Une hypothèse simple pourrait dénouer ce petit paradoxe. Ce ne serait pas tant là une question de vérité, abstraite, que d’action, concrète. Détenir une vérité entraîne certains actes. Avoir raison permet d’imposer son choix d’action. Celui qui détiendrait la vérité devrait légitimement décider, en particulier pour les autres, puisqu’elle reste identique pour tous – quoi qu’en disent les relativistes, qui se contredisent eux-mêmes à stipuler que « tout », absolument tout est relatif.

Il ne s’agit pas seulement de chercher une explication au fait que les esprits s’échauffent quand on parle de politique. La réponse dans ce cas réside surtout dans le fait que le choix politique met en jeu des structures inconscientes très sensibles, avec des pulsions basiques et un complexe d’Œdipe brûlant. La politique touche en nous de l’infantile profond.

L’idée que celui qui détient la vérité devrait logiquement choisir les actions à entreprendre revêt une importance cruciale pour ce qui est des décisions politiques. Que ceux qui prétendent gouverner les peuples soient tenus de connaître quelque peu leur affaire semble logique. Est-il possible de diriger un État sans un bon niveau de compréhension de la psychologie des individus, du comportement des groupes, des préférences anthropologiques, des mécanismes économiques, du sens philosophique des valeurs qui nous guident, du fonctionnement de la nature, etc. ?

Or, comment sont formés la plupart de nos dirigeants ? Quelle est leur motivation profonde ? Nous n’entrerons pas ici dans une analyse psychologique de leurs mobiles réels, quitte à manquer quelques pépites. Pour s’en tenir plus prudemment aux apparences, supposons qu’ils soient mus par la « soif du pouvoir ». Dans ces conditions, avoir raison devient pour eux un simple moyen. Au lieu de venir en premier, comme condition d’action, la vérité se subordonne à leur but dernier, détenir le pouvoir.

Quoi d’étonnant alors à ce qu’ils se rabattent « au feeling » sur l’une des deux options politiques, la gauche ou la droite, sans interroger en profondeur leurs présupposés ? Ils se contentent de reproduire des clichés. Leur souci est ailleurs. Leurs formations l’attestent suffisamment en France, où ils sont pour la plupart issus des études de sciences politiques et de l’ENA. Ils en apprennent infiniment plus sur les joies des administrations que sur le bonheur des individus. Ils se délectent plus des finesses de rouages institutionnels que des délicates interactions entre l’économie humaine et l’économie de la nature. Ils raffolent autrement plus des myriades de lois existantes que des complexités de la sociologie. Ils sont plus friands de l’histoire de leurs prédécesseurs, sans doute par identification basique, que des dernières hypothèses scientifiques concernant l’avenir de notre espèce.

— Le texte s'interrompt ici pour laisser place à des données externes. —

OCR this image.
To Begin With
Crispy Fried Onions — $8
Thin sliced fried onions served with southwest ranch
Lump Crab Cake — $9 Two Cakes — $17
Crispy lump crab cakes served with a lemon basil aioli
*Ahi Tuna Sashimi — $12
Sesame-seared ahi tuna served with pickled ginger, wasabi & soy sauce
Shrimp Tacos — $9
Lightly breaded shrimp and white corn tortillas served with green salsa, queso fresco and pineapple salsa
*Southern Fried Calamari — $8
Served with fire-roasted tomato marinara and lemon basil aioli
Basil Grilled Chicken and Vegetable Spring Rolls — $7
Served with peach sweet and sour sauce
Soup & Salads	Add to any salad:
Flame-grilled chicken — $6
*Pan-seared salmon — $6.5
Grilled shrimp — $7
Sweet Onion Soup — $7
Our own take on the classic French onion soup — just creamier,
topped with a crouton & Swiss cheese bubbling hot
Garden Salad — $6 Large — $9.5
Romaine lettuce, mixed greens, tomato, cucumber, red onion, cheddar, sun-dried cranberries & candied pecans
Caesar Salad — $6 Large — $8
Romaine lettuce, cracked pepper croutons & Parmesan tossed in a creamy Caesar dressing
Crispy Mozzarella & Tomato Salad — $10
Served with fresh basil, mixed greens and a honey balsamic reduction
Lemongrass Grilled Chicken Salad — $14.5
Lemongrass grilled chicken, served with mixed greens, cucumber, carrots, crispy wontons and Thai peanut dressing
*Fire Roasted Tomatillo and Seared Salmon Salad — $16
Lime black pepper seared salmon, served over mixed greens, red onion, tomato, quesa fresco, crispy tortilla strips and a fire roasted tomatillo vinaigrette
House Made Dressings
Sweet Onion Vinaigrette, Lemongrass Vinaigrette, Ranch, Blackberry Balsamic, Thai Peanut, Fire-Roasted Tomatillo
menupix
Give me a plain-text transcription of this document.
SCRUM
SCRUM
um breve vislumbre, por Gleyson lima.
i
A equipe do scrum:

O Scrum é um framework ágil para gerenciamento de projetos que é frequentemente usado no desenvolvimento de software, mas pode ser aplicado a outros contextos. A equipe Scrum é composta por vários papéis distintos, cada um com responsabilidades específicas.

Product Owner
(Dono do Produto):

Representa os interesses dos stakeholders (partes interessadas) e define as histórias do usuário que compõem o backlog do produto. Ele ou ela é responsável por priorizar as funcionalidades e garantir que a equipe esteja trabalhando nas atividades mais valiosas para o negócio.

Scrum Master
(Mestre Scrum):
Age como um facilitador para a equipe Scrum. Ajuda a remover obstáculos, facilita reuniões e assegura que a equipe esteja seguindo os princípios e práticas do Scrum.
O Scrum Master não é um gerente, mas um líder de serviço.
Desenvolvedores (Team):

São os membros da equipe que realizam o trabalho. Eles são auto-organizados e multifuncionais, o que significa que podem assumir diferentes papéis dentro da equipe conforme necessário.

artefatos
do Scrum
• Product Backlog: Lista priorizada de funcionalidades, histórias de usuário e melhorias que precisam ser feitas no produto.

Le XVIIIe siècle de l’assemblée constituante avait au moins l’excuse de ne pas encore disposer de sciences humaines développées. En outre, ce siècle avait montré un bel exemple, en tâchant de nous guider avec les Lumières de la raison. Les hommes politiques d’aujourd’hui n’évoquent plus les philosophes des Lumières que pour exalter une gloire française bien révolue, quand ce n’est pas pour se crisper sur des droits censément universels. Ces derniers nous servent plutôt de prétexte pour imposer nos intérêts partout dans le monde.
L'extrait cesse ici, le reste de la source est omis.